Si el Gobierno de Pedro Sánchez ha decidido impulsar una reforma amplia del Código Penal no es, como han dicho algunos de sus miembros, porque se necesite homologar los delitos con el derecho comparado en Europa. Y tampoco porque haya que contextualizar con los tiempos actuales algunas figuras penales. No es una necesidad de nuestro ordenamiento jurídico, sino de Pedro Sánchez, su precaria mayoría y su dependencia con el independentismo. Si no fuera así, en su programa electoral no sólo hubiera incluido la propuesta sino que la hubiera defendido en campaña. Y no lo hizo. En realidad, defendió una modificación pero no para rebajar las penas por sedición sino para tipificar de nuevo como delito la convocatoria de un referéndum ilegal. A diferencia de muchos españoles, que tuvieron claro que los líderes del procés cometieron un delito de desobediencia y quizá también de malversación pero no de rebelión ni de sedición, el presidente del Gobierno fue antaño un convencido de que hubo rebelión.

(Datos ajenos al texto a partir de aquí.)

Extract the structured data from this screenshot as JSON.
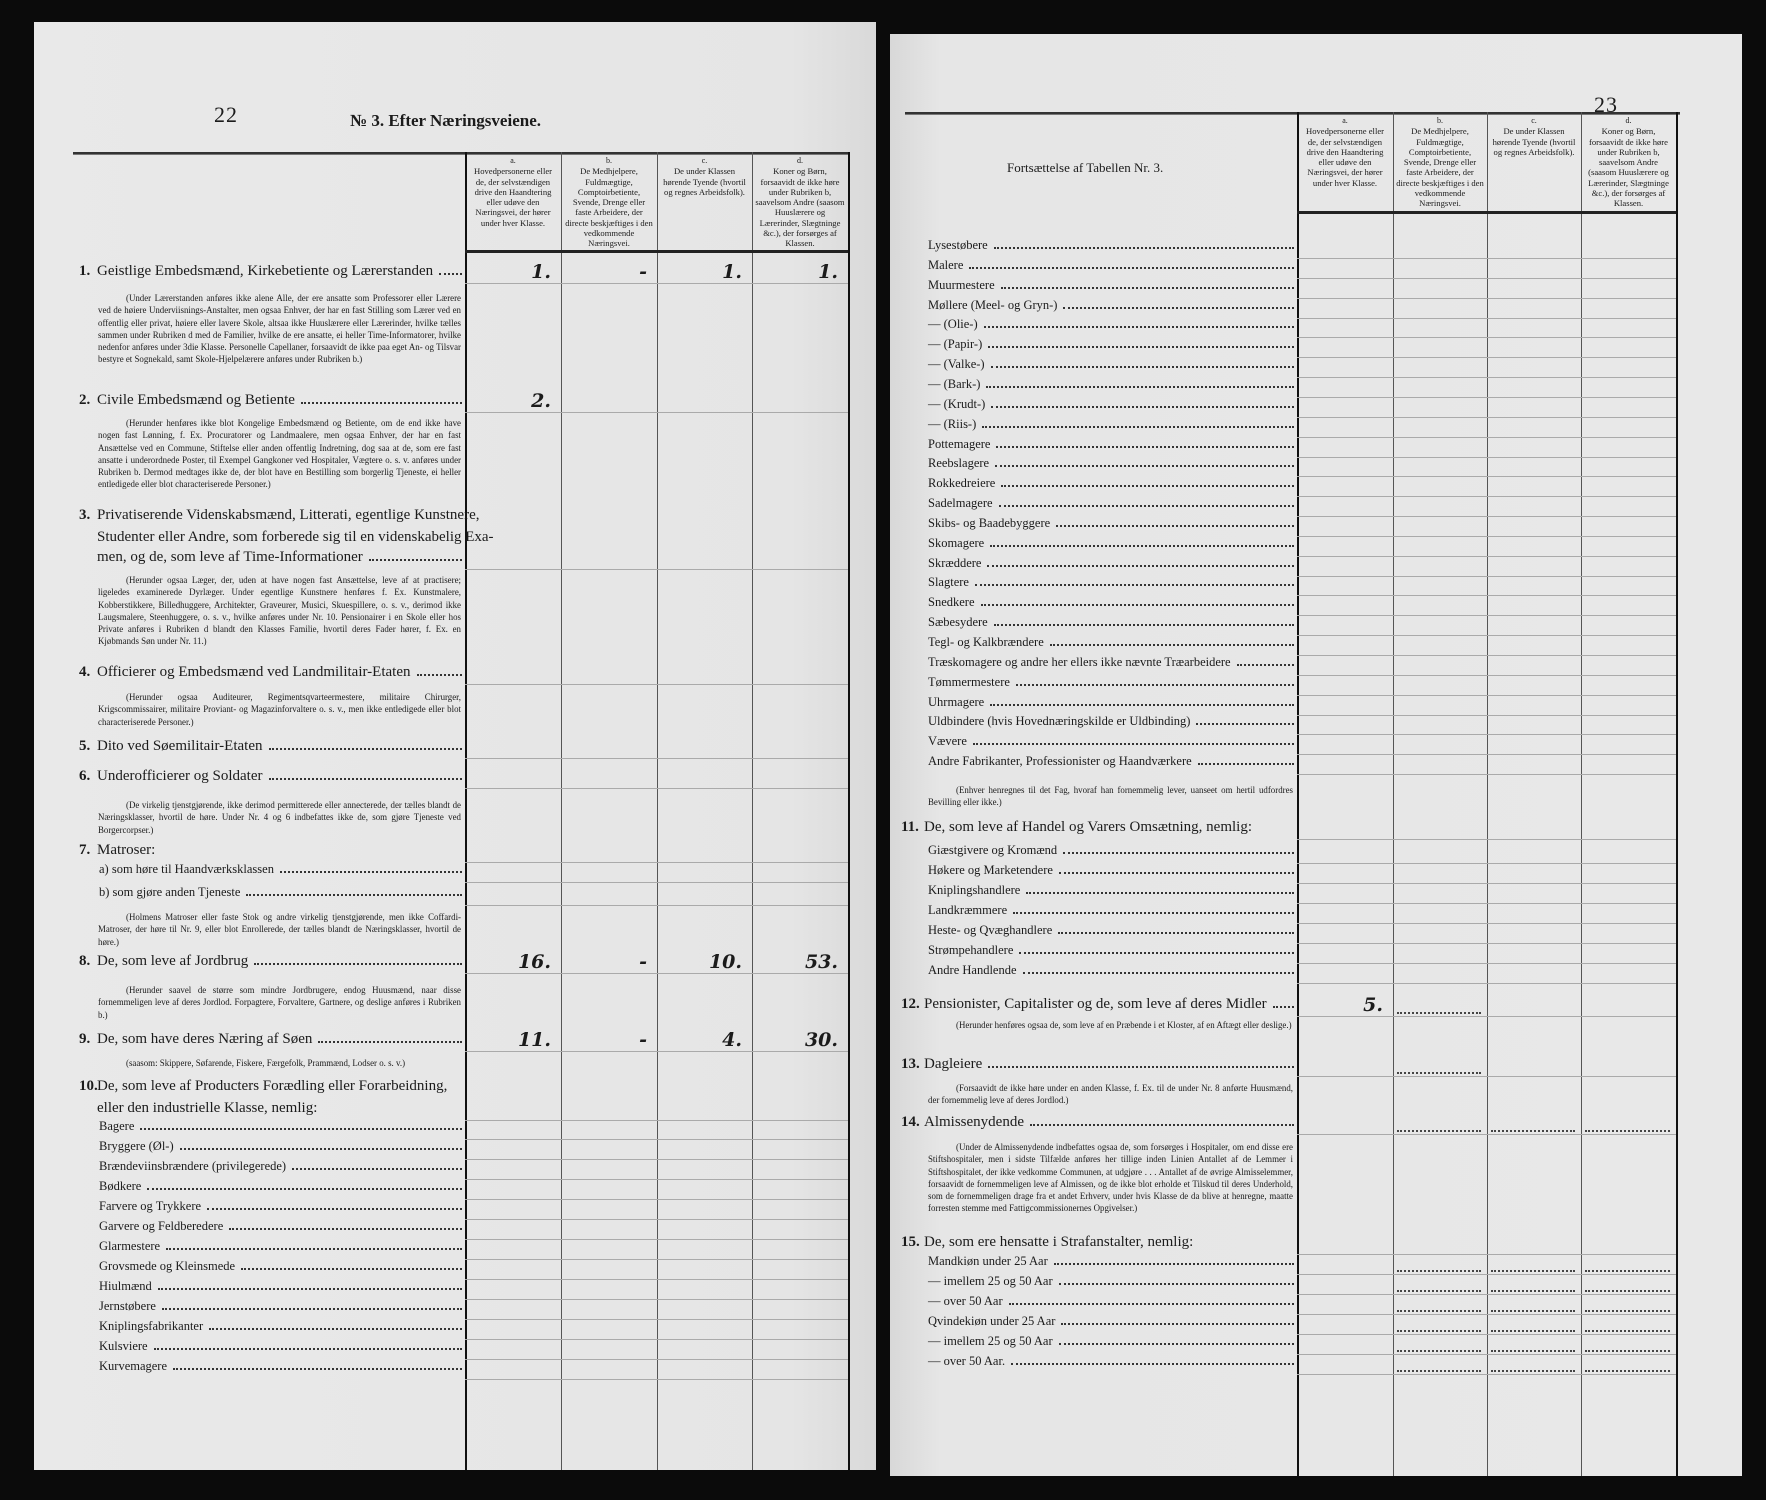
{
  "column_headers": [
    {
      "letter": "a.",
      "text": "Hovedpersonerne eller de, der selvstændigen drive den Haandtering eller udøve den Næringsvei, der hører under hver Klasse."
    },
    {
      "letter": "b.",
      "text": "De Medhjelpere, Fuldmægtige, Comptoirbetiente, Svende, Drenge eller faste Arbeidere, der directe beskjæftiges i den vedkommende Næringsvei."
    },
    {
      "letter": "c.",
      "text": "De under Klassen hørende Tyende (hvortil og regnes Arbeidsfolk)."
    },
    {
      "letter": "d.",
      "text": "Koner og Børn, forsaavidt de ikke høre under Rubriken b, saavelsom Andre (saasom Huuslærere og Lærerinder, Slægtninge &c.), der forsørges af Klassen."
    }
  ],
  "left": {
    "page_number": "22",
    "title": "№ 3. Efter Næringsveiene.",
    "entries": [
      {
        "kind": "head",
        "num": "1.",
        "lines": [
          "Geistlige Embedsmænd, Kirkebetiente og Lærerstanden"
        ],
        "values": [
          "1.",
          "-",
          "1.",
          "1."
        ]
      },
      {
        "kind": "note",
        "text": "(Under Lærerstanden anføres ikke alene Alle, der ere ansatte som Professorer eller Lærere ved de høiere Underviisnings-Anstalter, men ogsaa Enhver, der har en fast Stilling som Lærer ved en offentlig eller privat, høiere eller lavere Skole, altsaa ikke Huuslærere eller Lærerinder, hvilke tælles sammen under Rubriken d med de Familier, hvilke de ere ansatte, ei heller Time-Informatorer, hvilke nedenfor anføres under 3die Klasse. Personelle Capellaner, forsaavidt de ikke paa eget An- og Tilsvar bestyre et Sognekald, samt Skole-Hjelpelærere anføres under Rubriken b.)"
      },
      {
        "kind": "head",
        "num": "2.",
        "lines": [
          "Civile Embedsmænd og Betiente"
        ],
        "values": [
          "2.",
          "",
          "",
          ""
        ]
      },
      {
        "kind": "note",
        "text": "(Herunder henføres ikke blot Kongelige Embedsmænd og Betiente, om de end ikke have nogen fast Lønning, f. Ex. Procuratorer og Landmaalere, men ogsaa Enhver, der har en fast Ansættelse ved en Commune, Stiftelse eller anden offentlig Indretning, dog saa at de, som ere fast ansatte i underordnede Poster, til Exempel Gangkoner ved Hospitaler, Vægtere o. s. v. anføres under Rubriken b. Dermod medtages ikke de, der blot have en Bestilling som borgerlig Tjeneste, ei heller entledigede eller blot characteriserede Personer.)"
      },
      {
        "kind": "head",
        "num": "3.",
        "lines": [
          "Privatiserende Videnskabsmænd, Litterati, egentlige Kunstnere,",
          "Studenter eller Andre, som forberede sig til en videnskabelig Exa-",
          "men, og de, som leve af Time-Informationer"
        ]
      },
      {
        "kind": "note",
        "text": "(Herunder ogsaa Læger, der, uden at have nogen fast Ansættelse, leve af at practisere; ligeledes examinerede Dyrlæger. Under egentlige Kunstnere henføres f. Ex. Kunstmalere, Kobberstikkere, Billedhuggere, Architekter, Graveurer, Musici, Skuespillere, o. s. v., derimod ikke Laugsmalere, Steenhuggere, o. s. v., hvilke anføres under Nr. 10. Pensionairer i en Skole eller hos Private anføres i Rubriken d blandt den Klasses Familie, hvortil deres Fader hører, f. Ex. en Kjøbmands Søn under Nr. 11.)"
      },
      {
        "kind": "head",
        "num": "4.",
        "lines": [
          "Officierer og Embedsmænd ved Landmilitair-Etaten"
        ]
      },
      {
        "kind": "note",
        "text": "(Herunder ogsaa Auditeurer, Regimentsqvarteermestere, militaire Chirurger, Krigscommissairer, militaire Proviant- og Magazinforvaltere o. s. v., men ikke entledigede eller blot characteriserede Personer.)"
      },
      {
        "kind": "head",
        "num": "5.",
        "lines": [
          "Dito ved Søemilitair-Etaten"
        ]
      },
      {
        "kind": "head",
        "num": "6.",
        "lines": [
          "Underofficierer og Soldater"
        ]
      },
      {
        "kind": "note",
        "text": "(De virkelig tjenstgjørende, ikke derimod permitterede eller annecterede, der tælles blandt de Næringsklasser, hvortil de høre. Under Nr. 4 og 6 indbefattes ikke de, som gjøre Tjeneste ved Borgercorpser.)"
      },
      {
        "kind": "head",
        "num": "7.",
        "lines": [
          "Matroser:"
        ]
      },
      {
        "kind": "item",
        "text": "a) som høre til Haandværksklassen"
      },
      {
        "kind": "item",
        "text": "b) som gjøre anden Tjeneste"
      },
      {
        "kind": "note",
        "text": "(Holmens Matroser eller faste Stok og andre virkelig tjenstgjørende, men ikke Coffardi-Matroser, der høre til Nr. 9, eller blot Enrollerede, der tælles blandt de Næringsklasser, hvortil de høre.)"
      },
      {
        "kind": "head",
        "num": "8.",
        "lines": [
          "De, som leve af Jordbrug"
        ],
        "values": [
          "16.",
          "-",
          "10.",
          "53."
        ]
      },
      {
        "kind": "note",
        "text": "(Herunder saavel de større som mindre Jordbrugere, endog Huusmænd, naar disse fornemmeligen leve af deres Jordlod. Forpagtere, Forvaltere, Gartnere, og deslige anføres i Rubriken b.)"
      },
      {
        "kind": "head",
        "num": "9.",
        "lines": [
          "De, som have deres Næring af Søen"
        ],
        "values": [
          "11.",
          "-",
          "4.",
          "30."
        ]
      },
      {
        "kind": "note",
        "text": "(saasom: Skippere, Søfarende, Fiskere, Færgefolk, Prammænd, Lodser o. s. v.)"
      },
      {
        "kind": "head",
        "num": "10.",
        "lines": [
          "De, som leve af Producters Forædling eller Forarbeidning,",
          "eller den industrielle Klasse, nemlig:"
        ]
      },
      {
        "kind": "item",
        "text": "Bagere"
      },
      {
        "kind": "item",
        "text": "Bryggere (Øl-)"
      },
      {
        "kind": "item",
        "text": "Brændeviinsbrændere (privilegerede)"
      },
      {
        "kind": "item",
        "text": "Bødkere"
      },
      {
        "kind": "item",
        "text": "Farvere og Trykkere"
      },
      {
        "kind": "item",
        "text": "Garvere og Feldberedere"
      },
      {
        "kind": "item",
        "text": "Glarmestere"
      },
      {
        "kind": "item",
        "text": "Grovsmede og Kleinsmede"
      },
      {
        "kind": "item",
        "text": "Hiulmænd"
      },
      {
        "kind": "item",
        "text": "Jernstøbere"
      },
      {
        "kind": "item",
        "text": "Kniplingsfabrikanter"
      },
      {
        "kind": "item",
        "text": "Kulsviere"
      },
      {
        "kind": "item",
        "text": "Kurvemagere"
      }
    ]
  },
  "right": {
    "page_number": "23",
    "subtitle": "Fortsættelse af Tabellen Nr. 3.",
    "entries": [
      {
        "kind": "item",
        "text": "Lysestøbere"
      },
      {
        "kind": "item",
        "text": "Malere"
      },
      {
        "kind": "item",
        "text": "Muurmestere"
      },
      {
        "kind": "item",
        "text": "Møllere (Meel- og Gryn-)"
      },
      {
        "kind": "item",
        "text": "—  (Olie-)"
      },
      {
        "kind": "item",
        "text": "—  (Papir-)"
      },
      {
        "kind": "item",
        "text": "—  (Valke-)"
      },
      {
        "kind": "item",
        "text": "—  (Bark-)"
      },
      {
        "kind": "item",
        "text": "—  (Krudt-)"
      },
      {
        "kind": "item",
        "text": "—  (Riis-)"
      },
      {
        "kind": "item",
        "text": "Pottemagere"
      },
      {
        "kind": "item",
        "text": "Reebslagere"
      },
      {
        "kind": "item",
        "text": "Rokkedreiere"
      },
      {
        "kind": "item",
        "text": "Sadelmagere"
      },
      {
        "kind": "item",
        "text": "Skibs- og Baadebyggere"
      },
      {
        "kind": "item",
        "text": "Skomagere"
      },
      {
        "kind": "item",
        "text": "Skræddere"
      },
      {
        "kind": "item",
        "text": "Slagtere"
      },
      {
        "kind": "item",
        "text": "Snedkere"
      },
      {
        "kind": "item",
        "text": "Sæbesydere"
      },
      {
        "kind": "item",
        "text": "Tegl- og Kalkbrændere"
      },
      {
        "kind": "item",
        "text": "Træskomagere og andre her ellers ikke nævnte Træarbeidere"
      },
      {
        "kind": "item",
        "text": "Tømmermestere"
      },
      {
        "kind": "item",
        "text": "Uhrmagere"
      },
      {
        "kind": "item",
        "text": "Uldbindere (hvis Hovednæringskilde er Uldbinding)"
      },
      {
        "kind": "item",
        "text": "Vævere"
      },
      {
        "kind": "item",
        "text": "Andre Fabrikanter, Professionister og Haandværkere"
      },
      {
        "kind": "note",
        "text": "(Enhver henregnes til det Fag, hvoraf han fornemmelig lever, uanseet om hertil udfordres Bevilling eller ikke.)"
      },
      {
        "kind": "head",
        "num": "11.",
        "lines": [
          "De, som leve af Handel og Varers Omsætning, nemlig:"
        ]
      },
      {
        "kind": "item",
        "text": "Giæstgivere og Kromænd"
      },
      {
        "kind": "item",
        "text": "Høkere og Marketendere"
      },
      {
        "kind": "item",
        "text": "Kniplingshandlere"
      },
      {
        "kind": "item",
        "text": "Landkræmmere"
      },
      {
        "kind": "item",
        "text": "Heste- og Qvæghandlere"
      },
      {
        "kind": "item",
        "text": "Strømpehandlere"
      },
      {
        "kind": "item",
        "text": "Andre Handlende"
      },
      {
        "kind": "head",
        "num": "12.",
        "lines": [
          "Pensionister, Capitalister og de, som leve af deres Midler"
        ],
        "values": [
          "5.",
          "",
          "",
          ""
        ]
      },
      {
        "kind": "note",
        "text": "(Herunder henføres ogsaa de, som leve af en Præbende i et Kloster, af en Aftægt eller deslige.)"
      },
      {
        "kind": "head",
        "num": "13.",
        "lines": [
          "Dagleiere"
        ]
      },
      {
        "kind": "note",
        "text": "(Forsaavidt de ikke høre under en anden Klasse, f. Ex. til de under Nr. 8 anførte Huusmænd, der fornemmelig leve af deres Jordlod.)"
      },
      {
        "kind": "head",
        "num": "14.",
        "lines": [
          "Almissenydende"
        ]
      },
      {
        "kind": "note",
        "text": "(Under de Almissenydende indbefattes ogsaa de, som forsørges i Hospitaler, om end disse ere Stiftshospitaler, men i sidste Tilfælde anføres her tillige inden Linien Antallet af de Lemmer i Stiftshospitalet, der ikke vedkomme Communen, at udgjøre . . . Antallet af de øvrige Almisselemmer, forsaavidt de fornemmeligen leve af Almissen, og de ikke blot erholde et Tilskud til deres Underhold, som de fornemmeligen drage fra et andet Erhverv, under hvis Klasse de da blive at henregne, maatte forresten stemme med Fattigcommissionernes Opgivelser.)"
      },
      {
        "kind": "head",
        "num": "15.",
        "lines": [
          "De, som ere hensatte i Strafanstalter, nemlig:"
        ]
      },
      {
        "kind": "item",
        "text": "Mandkiøn under 25 Aar"
      },
      {
        "kind": "item",
        "text": "—   imellem 25 og 50 Aar"
      },
      {
        "kind": "item",
        "text": "—   over 50 Aar"
      },
      {
        "kind": "item",
        "text": "Qvindekiøn under 25 Aar"
      },
      {
        "kind": "item",
        "text": "—   imellem 25 og 50 Aar"
      },
      {
        "kind": "item",
        "text": "—   over 50 Aar."
      }
    ]
  }
}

Como presidente del Gobierno está obligado a buscar soluciones a un conflicto político que España arrastra cuanto menos desde hace diez años. Y si en el trayecto ha cambiado de opinión y la negociación que ha emprendido con el independentismo requiere de cesiones, deberá explicarlas, aun sabiendo que la derecha no está por la labor de concederle la más mínima tregua con tal de que no pase a la historia por haber acabado con la crisis territorial más grave de la España democrática.

Hoy más que nunca es necesario que se escuchen las voces de los que tienen voz y no se oyen por miedo al desgaste que les ocasionen sus decisiones. La política también es eso, asumir que cualquier determinación tendrá siempre partidarios y detractores y que el silencio, en todo caso, es un lenguaje mucho más hondo que todas las palabras juntas. Si Zapatero pidió en su día autorización al Congreso de los Diputados para hablar con ETA, no estaría mal que Sánchez hiciera lo propio con la negociación que mantiene abierta con el independentismo y que, sin duda, es lo que le ha llevado a plantear la reforma del Código Penal para aliviar las penas de los condenados, digan lo que digan.